Polyphenolic compounds are antioxidants that help lower stress hormones called cortisol. So when you eat dark chocolate, it may enhance your mood. One study showed that consuming dark chocolate with 85% cocoa content may help improve mood through microbial changes in the gut (the gastrointestinal system).
Flavanoids: Assists in improving blood flow to your heart and brain, lowering blood pressure, fighting cell damage, and preventing blood clots.
Flavonoids are compounds found in plants, fruits, leaves, and vegetables and may contain anti-inflammatory, antioxidant, anticancer, and antiviral properties. These compounds may also have cardioprotective (protects the heart) and neuroprotective (protects the nerves) benefits.
Dark chocolate contains cocoa solids with two to three times more flavanol than milk chocolate. Studies suggest that flavanols in chocolate may help increase insulin sensitivity, which could reduce diabetes risk in the long term.
Sugar Content
Cocoa solids comprise 50% to 90% of a dark chocolate’s composition. In comparison, milk chocolate only has 10% to 50% of cocoa solids. Experts say that a higher percentage of cocoa solids means more flavonoids and lower sugar content.
Milk chocolate and dark chocolate contain similar ingredients, like cocoa solids, sugar, and cocoa butter, at the core. But compared to milk chocolate, dark chocolate has lower fat and sugar content.

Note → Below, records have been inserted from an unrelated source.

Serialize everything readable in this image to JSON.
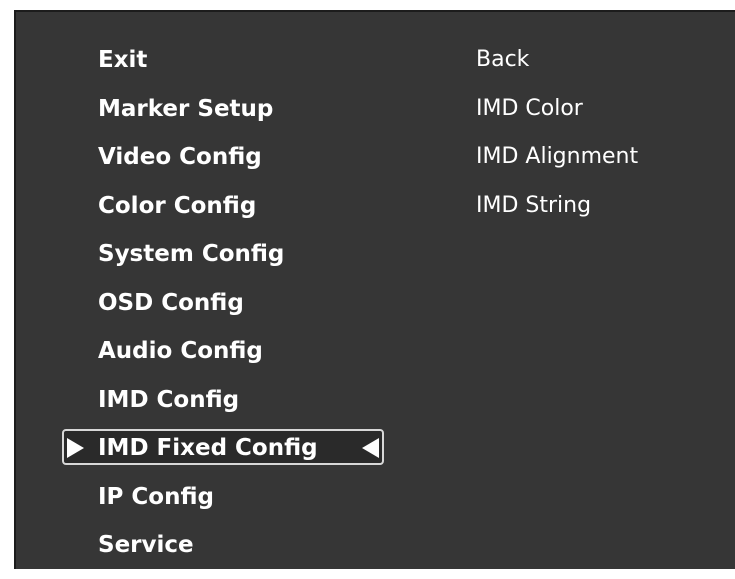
{
  "main_menu": {
    "items": [
      {
        "label": "Exit"
      },
      {
        "label": "Marker Setup"
      },
      {
        "label": "Video Config"
      },
      {
        "label": "Color Config"
      },
      {
        "label": "System Config"
      },
      {
        "label": "OSD Config"
      },
      {
        "label": "Audio Config"
      },
      {
        "label": "IMD Config"
      },
      {
        "label": "IMD Fixed Config",
        "selected": true
      },
      {
        "label": "IP Config"
      },
      {
        "label": "Service"
      }
    ]
  },
  "sub_menu": {
    "items": [
      {
        "label": "Back"
      },
      {
        "label": "IMD Color"
      },
      {
        "label": "IMD Alignment"
      },
      {
        "label": "IMD String"
      }
    ]
  },
  "icons": {
    "selection_left": "triangle-right-icon",
    "selection_right": "triangle-left-icon"
  },
  "colors": {
    "background": "#363636",
    "text": "#ffffff",
    "selection_border": "#d8d8d8"
  }
}
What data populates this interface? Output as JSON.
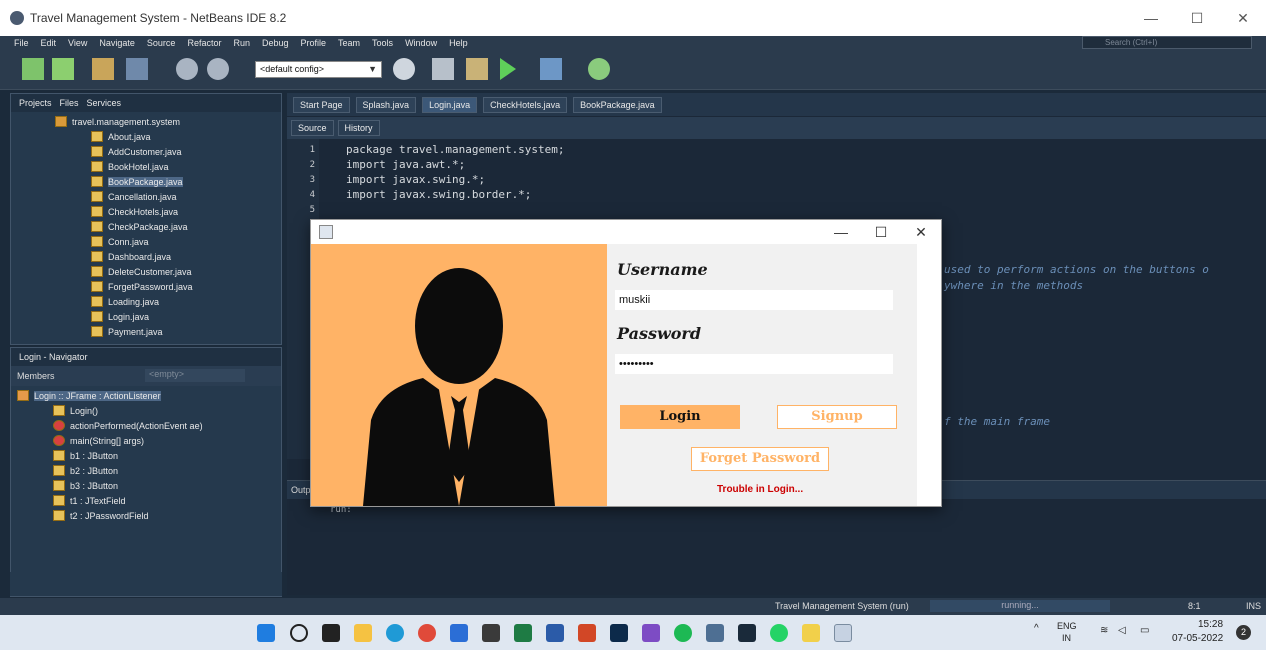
{
  "window": {
    "title": "Travel Management System - NetBeans IDE 8.2",
    "ctrl_min": "—",
    "ctrl_max": "☐",
    "ctrl_close": "✕"
  },
  "menu": [
    "File",
    "Edit",
    "View",
    "Navigate",
    "Source",
    "Refactor",
    "Run",
    "Debug",
    "Profile",
    "Team",
    "Tools",
    "Window",
    "Help"
  ],
  "search": {
    "placeholder": "Search (Ctrl+I)"
  },
  "toolbar": {
    "config": "<default config>"
  },
  "projects": {
    "tabs": [
      "Projects",
      "Files",
      "Services"
    ],
    "root": "travel.management.system",
    "files": [
      "About.java",
      "AddCustomer.java",
      "BookHotel.java",
      "BookPackage.java",
      "Cancellation.java",
      "CheckHotels.java",
      "CheckPackage.java",
      "Conn.java",
      "Dashboard.java",
      "DeleteCustomer.java",
      "ForgetPassword.java",
      "Loading.java",
      "Login.java",
      "Payment.java"
    ],
    "selected": "BookPackage.java"
  },
  "navigator": {
    "title": "Login - Navigator",
    "members_label": "Members",
    "filter": "<empty>",
    "root": "Login :: JFrame : ActionListener",
    "items": [
      "Login()",
      "actionPerformed(ActionEvent ae)",
      "main(String[] args)",
      "b1 : JButton",
      "b2 : JButton",
      "b3 : JButton",
      "t1 : JTextField",
      "t2 : JPasswordField"
    ]
  },
  "editor": {
    "tabs": [
      "Start Page",
      "Splash.java",
      "Login.java",
      "CheckHotels.java",
      "BookPackage.java"
    ],
    "active_tab": "Login.java",
    "source_tab": "Source",
    "history_tab": "History",
    "lines": [
      "package travel.management.system;",
      "",
      "import java.awt.*;",
      "import javax.swing.*;",
      "import javax.swing.border.*;"
    ],
    "line_numbers": [
      "1",
      "2",
      "3",
      "4",
      "5"
    ],
    "comment1": "used to perform actions on the buttons o",
    "comment2": "ywhere in the methods",
    "comment3": "f the main frame"
  },
  "output": {
    "tab": "Outp",
    "text": "run:"
  },
  "status": {
    "task": "Travel Management System (run)",
    "progress": "running...",
    "pos": "8:1",
    "mode": "INS"
  },
  "taskbar": {
    "lang": "ENG",
    "region": "IN",
    "time": "15:28",
    "date": "07-05-2022",
    "badge": "2"
  },
  "login": {
    "username_label": "Username",
    "username_value": "muskii",
    "password_label": "Password",
    "password_value": "•••••••••",
    "login_button": "Login",
    "signup_button": "Signup",
    "forget_button": "Forget Password",
    "trouble": "Trouble in Login...",
    "colors": {
      "panel": "#ffb366",
      "login_btn": "#ffb366",
      "trouble": "#cc0000"
    }
  }
}
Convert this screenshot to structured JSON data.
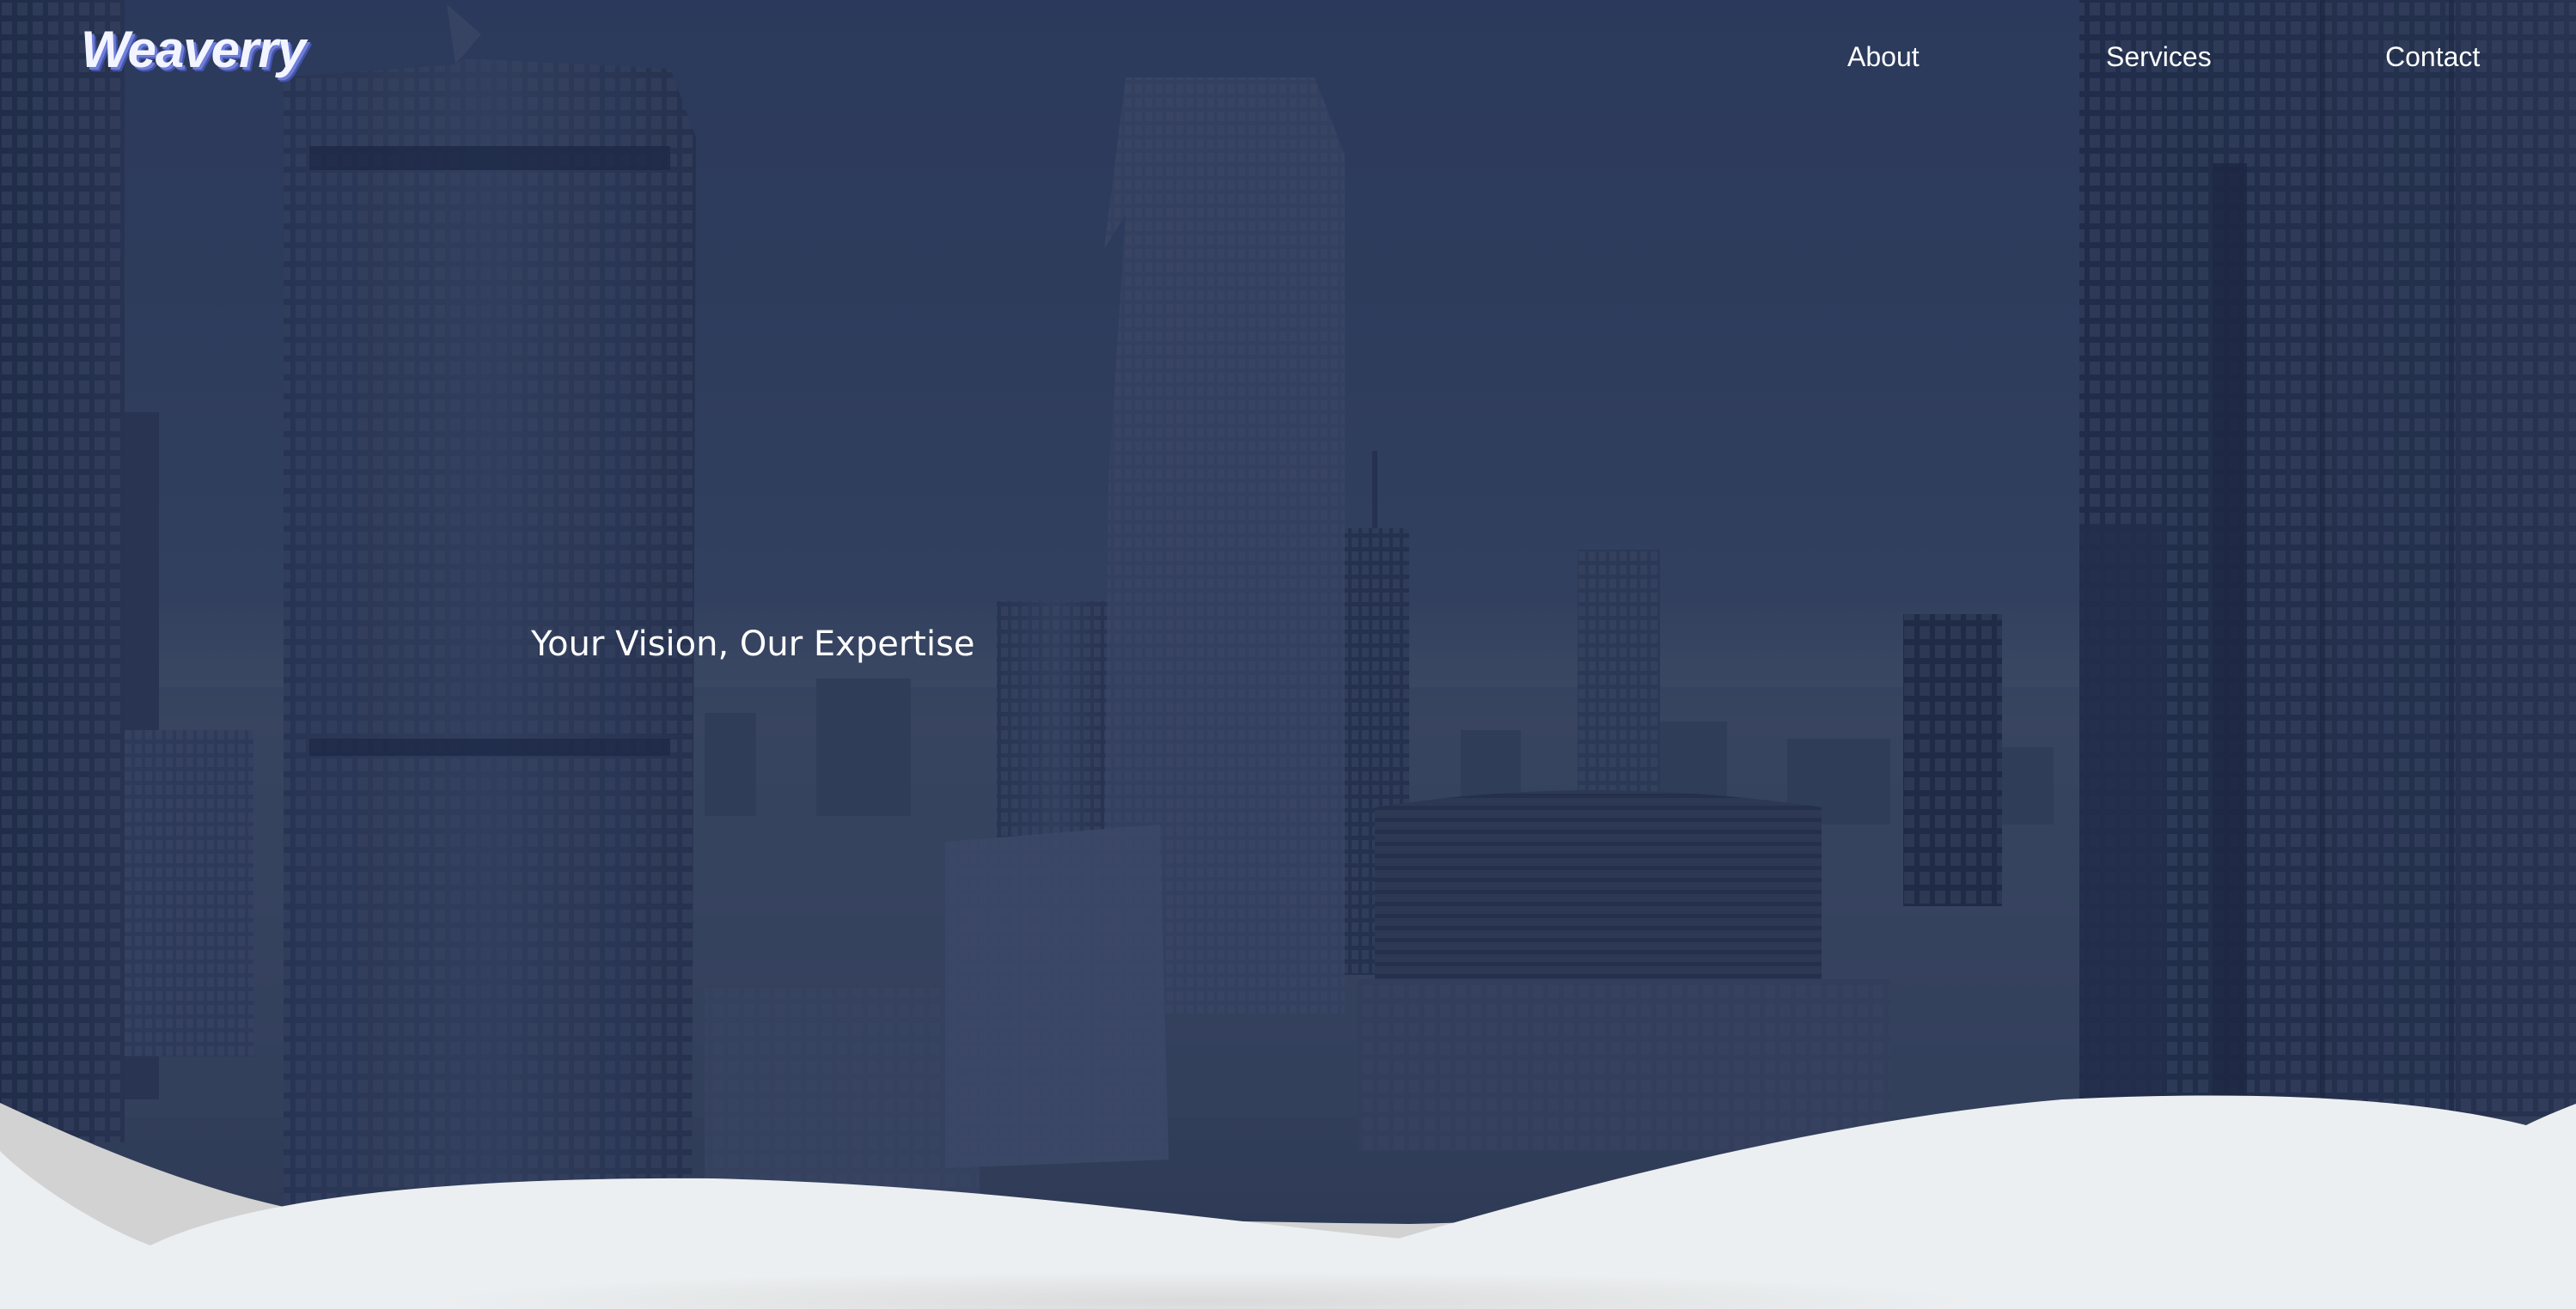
{
  "brand": {
    "name": "Weaverry"
  },
  "nav": {
    "items": [
      {
        "label": "About"
      },
      {
        "label": "Services"
      },
      {
        "label": "Contact"
      }
    ]
  },
  "hero": {
    "tagline": "Your Vision, Our Expertise"
  },
  "colors": {
    "overlay": "#2f3d5e",
    "wave_light": "#eceff1",
    "wave_grey": "#d4d4d4",
    "logo_shadow": "#6d7dd8",
    "text": "#ffffff"
  }
}
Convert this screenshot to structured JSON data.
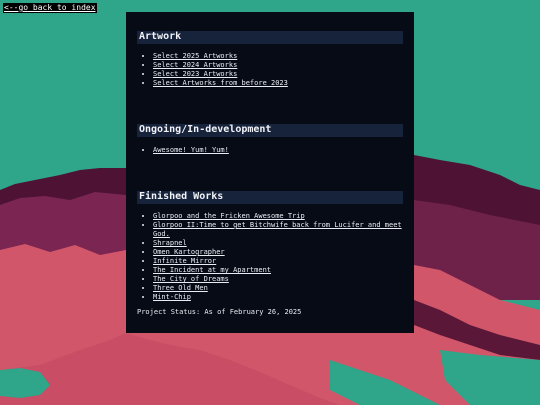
{
  "nav": {
    "back_label": "<--go back to index"
  },
  "sections": {
    "artwork": {
      "title": "Artwork",
      "items": [
        "Select 2025 Artworks",
        "Select 2024 Artworks",
        "Select 2023 Artworks",
        "Select Artworks from before 2023"
      ]
    },
    "ongoing": {
      "title": "Ongoing/In-development",
      "items": [
        "Awesome! Yum! Yum!"
      ]
    },
    "finished": {
      "title": "Finished Works",
      "items": [
        "Glorpoo and the Fricken Awesome Trip",
        "Glorpoo II:Time to get Bitchwife back from Lucifer and meet God.",
        "Shrapnel",
        "Omen Kartographer",
        "Infinite Mirror",
        "The Incident at my Apartment",
        "The City of Dreams",
        "Three Old Men",
        "Mint-Chip"
      ]
    }
  },
  "status": "Project Status: As of February 26, 2025",
  "colors": {
    "background_teal": "#2fa58a",
    "panel": "#070b15",
    "header_bar": "#17233b",
    "mountain_pink": "#d2566a",
    "mountain_dark": "#5a1738"
  }
}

High sugar intake often leads to a higher risk of heart disease. Meanwhile, excessive fat intake can increase your risk for obesity, cardiovascular disease, and certain cancers.
In other words, eating dark chocolate may have lesser health risks than milk chocolate.
Dairy Free
If you’re sensitive to dairy products like milk solids or maintaining a dairy-free diet, dark chocolate can be a great alternative. It is generally a non-dairy product compared to milk chocolate.
What about any downsides to dark chocolate?
Higher amounts of dark chocolate may contain more caffeine and a bitter taste. Eating two ounces of 70% dark chocolate equals consuming about 50 milligrams (mg) to 60mg of caffeine.
If you want to consume dark chocolate despite the caffeine, experts suggest a serving size of one to two ounces.
It can have a bitter taste so consider starting with 50% dark chocolate, especially if you haven’t tried eating it. If you can tolerate its bitter taste or caffeine content, you can move up gradually.
If you’re still uncertain about dark chocolate’s health benefits, consult a nutritionist or dietitian to learn more about this bittersweet treat.
Our Conclusions!
To wrap this up, eating dark chocolate has many more advantages compared to regular chocolate! It contains antioxidants that are good for the heart, helps improve brain function, and can boost your mood. So go ahead and indulge yourself with the treat everybody loves!